Names

Every programming language needs a way to name things like functions and variables, and every programming language has a slightly different set of rules for what characters may be used in names.

In RZSQL, the main rules are as follows:

  • The initial character must be either an underscore or an alphabet character (A through Z, no Unicode nonsense here).

  • The following characters, if any, may also be numeric (0 through 9) or dollar signs.

Names that break these rules are permitted as long as they are quoted. RZSQL supports the quoting syntaxes of most major SQL databases, using backticks, brackets, or double quotes to wrap names.

name

_ alpha _ alpha numeric $ [ anything-but-] ]] ] ` anything-but-` `` ` " anything-but-" "" "

Regardless of which name syntax you use in your RZSQL source code, the compiled code will quote all names using the syntax native to your chosen database backend.
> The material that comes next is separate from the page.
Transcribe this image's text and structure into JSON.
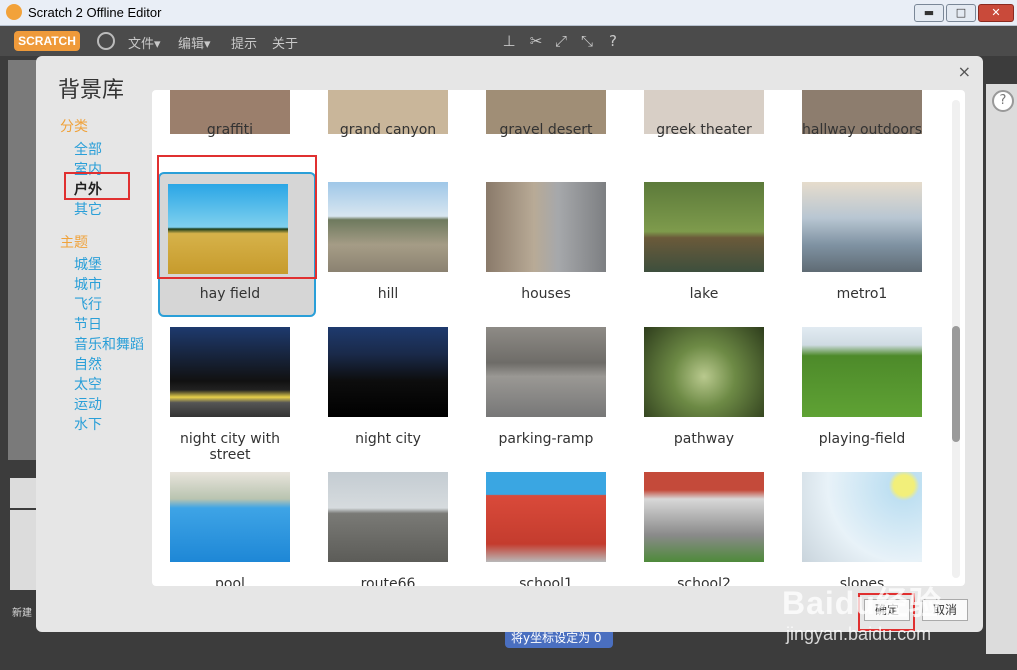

For example, if your rzsql.json uses the "tsql" backend, all names in your source will end up wrapped in [brackets].

Object names

An object name is the name of a table, view, or index.

Object names are the same as other kinds of names, but can be qualified with a schema name, as in temp.MyTable. Currently RZSQL does not support schema creation statements, so the only possible schema names are the built-in main and temp.

object-name

namename . namename

Column names

Much as table names can be qualified by schema names, column names used in expressions can be qualified by table names.

Since table names are object names, this means that a column could include 3 dot-separated parts: schema.table.column. However, in practice usually the table name is just a short alias defined within the FROM clause of a select statement.